EVENT DETAILS
This will be a virtual seminar
Abstract
Machine learning is being used in nearly every discipline in science, from biology and environmental science to chemistry, cosmology and particle physics. Scientific data sets continue to grow exponentially due to improvements in detectors, accelerators, imaging, and sequencing as well as networks of embedded sensors and personal devices. In some domains, large data sets are being constructed, curated, and shared with the scientific community and data may be reused for multiple problems using emerging algorithms and tools for new insights. Machine learning adds a powerful set of techniques to the scientific toolbox, used to analyze complex, high-dimensional data, automate and control experiments, approximate expensive experiments, and augment physical models with those learned from data.

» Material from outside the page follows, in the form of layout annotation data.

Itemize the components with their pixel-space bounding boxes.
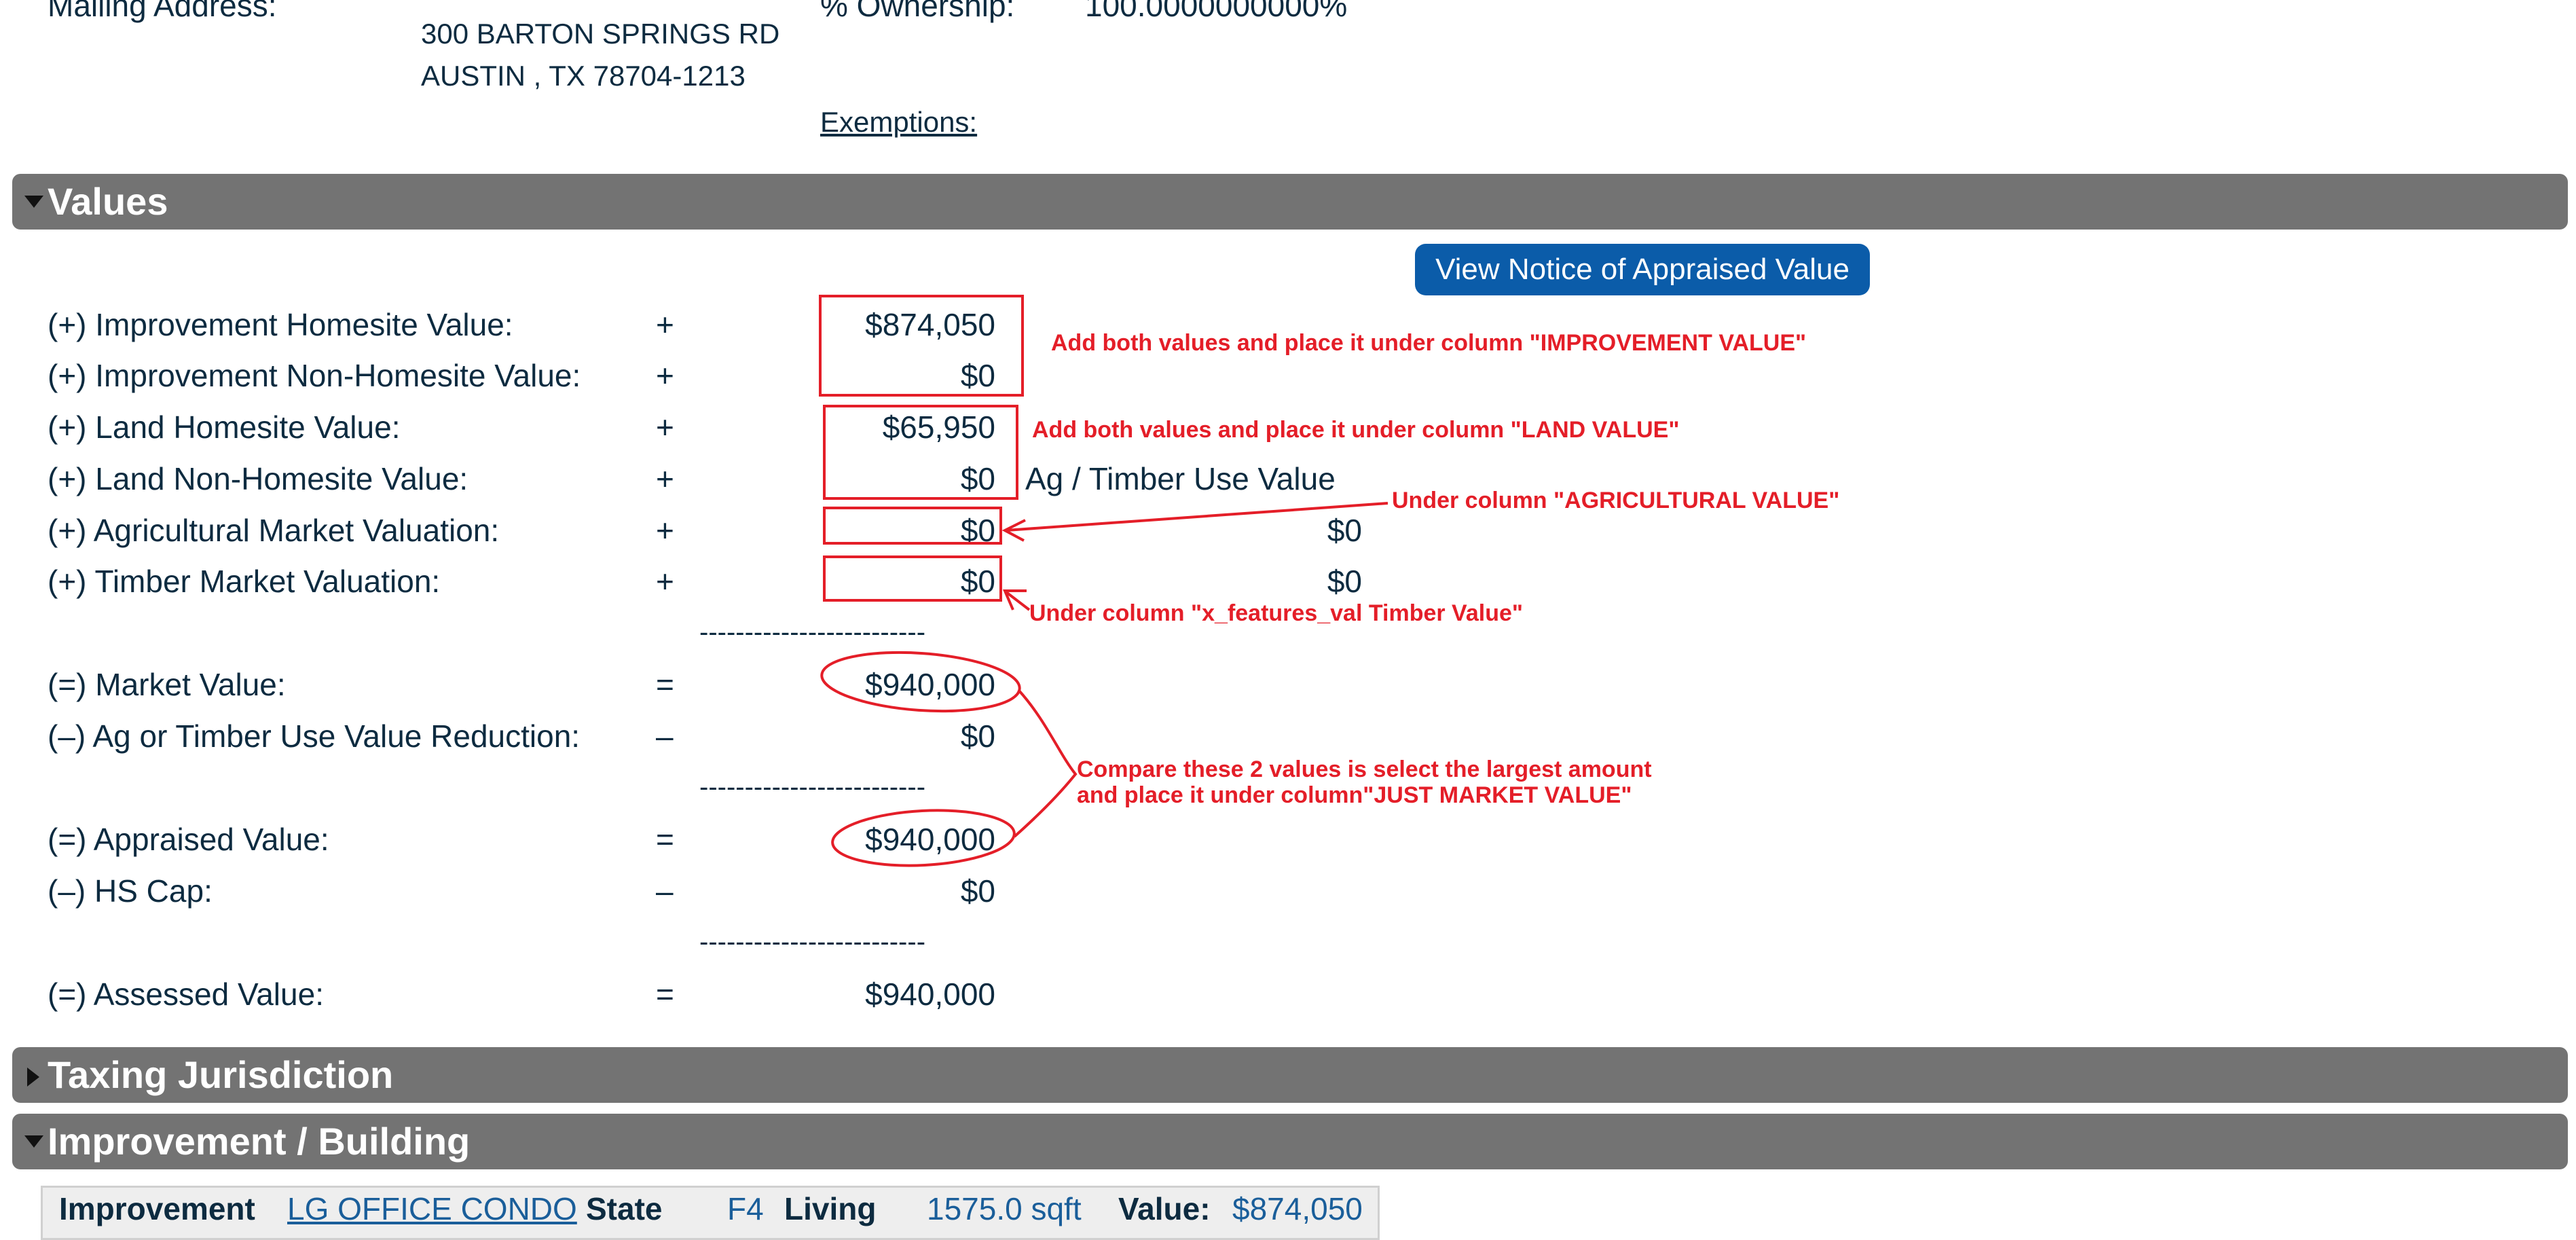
improvement-section-header[interactable]: Improvement / Building	[12, 1114, 2568, 1169]
taxing-section-header[interactable]: Taxing Jurisdiction	[12, 1047, 2568, 1103]
improvement-summary-bar: Improvement LG OFFICE CONDO State F4 Liv…	[41, 1186, 1380, 1240]
taxing-section-title: Taxing Jurisdiction	[48, 1053, 394, 1096]
caret-down-icon	[22, 1114, 49, 1169]
improvement-section-title: Improvement / Building	[48, 1120, 471, 1163]
caret-right-icon	[22, 1047, 49, 1103]
annotation-arrows	[820, 502, 1388, 867]
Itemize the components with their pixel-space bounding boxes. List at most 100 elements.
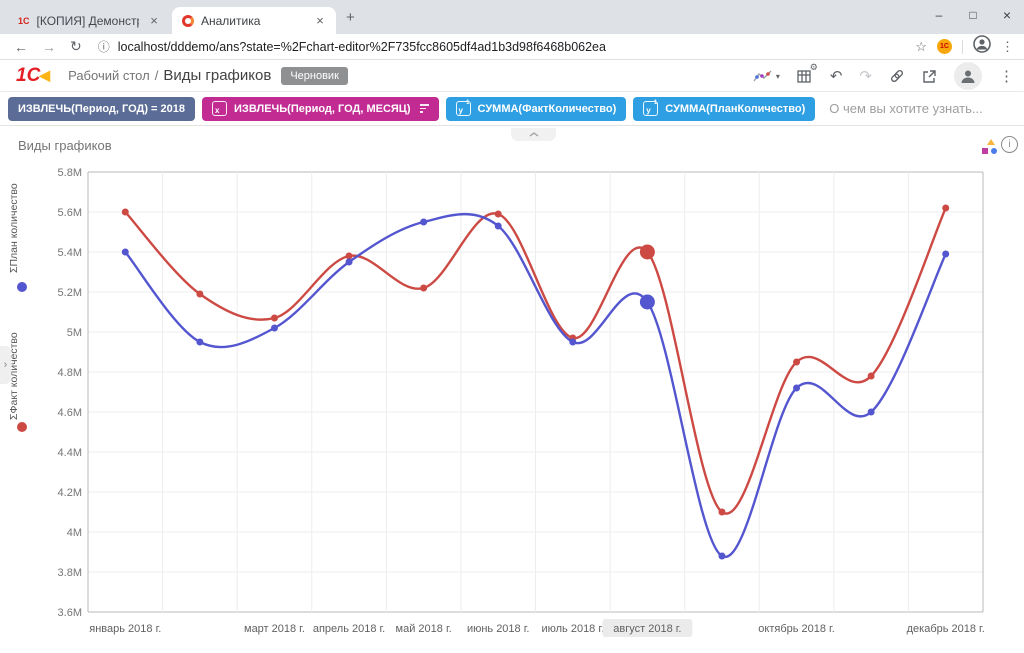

On the systems side, scientists have always demanded some of the fastest computers for large and complex simulations and more recently for high throughput simulations that produce databases of annotated materials and more. Now the desire to train machine learning models on scientific data sets and for robotics, speech and vision, has created a new set of users and demands for high end computing. The changing architectural landscape has increased node level parallelism, added new forms of hardware specialization, and continued the ever-growing gap between the cost of computation and data movement at all levels. These changes are being reflected in both commercial clouds and HPC facilities--including upcoming exascale facilities--and also placing new requirements on scientific applications, whether they are performing physics-based simulations, traditional data analytics, or machine learning. Using examples from my own research in bioinformatics for the microbiome, I will describe some of the algorithmic challenges and how these machines are being used to deliver new scientific capabilities.
Biography
Katherine Yelick is the Robert S. Pepper Distinguished Professor of Electrical Engineering and Computer Sciences and the Executive Associate Dean in the Division of Computing, Data Science and Society (CDSS) at the University of California, Berkeley. Starting in January of 2022, she will be the Vice Chancellor for Research at there. She is also a Senior faculty Scientist at Lawrence Berkeley National Laboratory. Her research is in high performance computing, programming systems, parallel algorithms, and computational genomics and she currently leads the ExaBiome project on Exascale Solutions for Microbiome Analysis.
Yelick was Director of the National Energy Research Scientific Computing Center (NERSC) from 2008 to 2012 and the led the Computing Sciences Area at Berkeley Lab from 2010 through 2019, where she oversaw NERSC, the Energy Sciences Network (ESnet) and the Computational Research Division. She earned her Ph.D. in Electrical Engineering and Computer Science from MIT and has been a professor at UC Berkeley since 1991 with a joint research appointment at Berkeley Lab since 1996. Yelick is a member of the National Academy of Engineering and the American Academy of Arts and Sciences. She is a Fellow of the Association for Computing Machinery (ACM) and the American Association for the Advancement of Sciences (AAAS), and she is a recipient of the ACM/IEEE Ken Kennedy award and the ACM-W Athena award.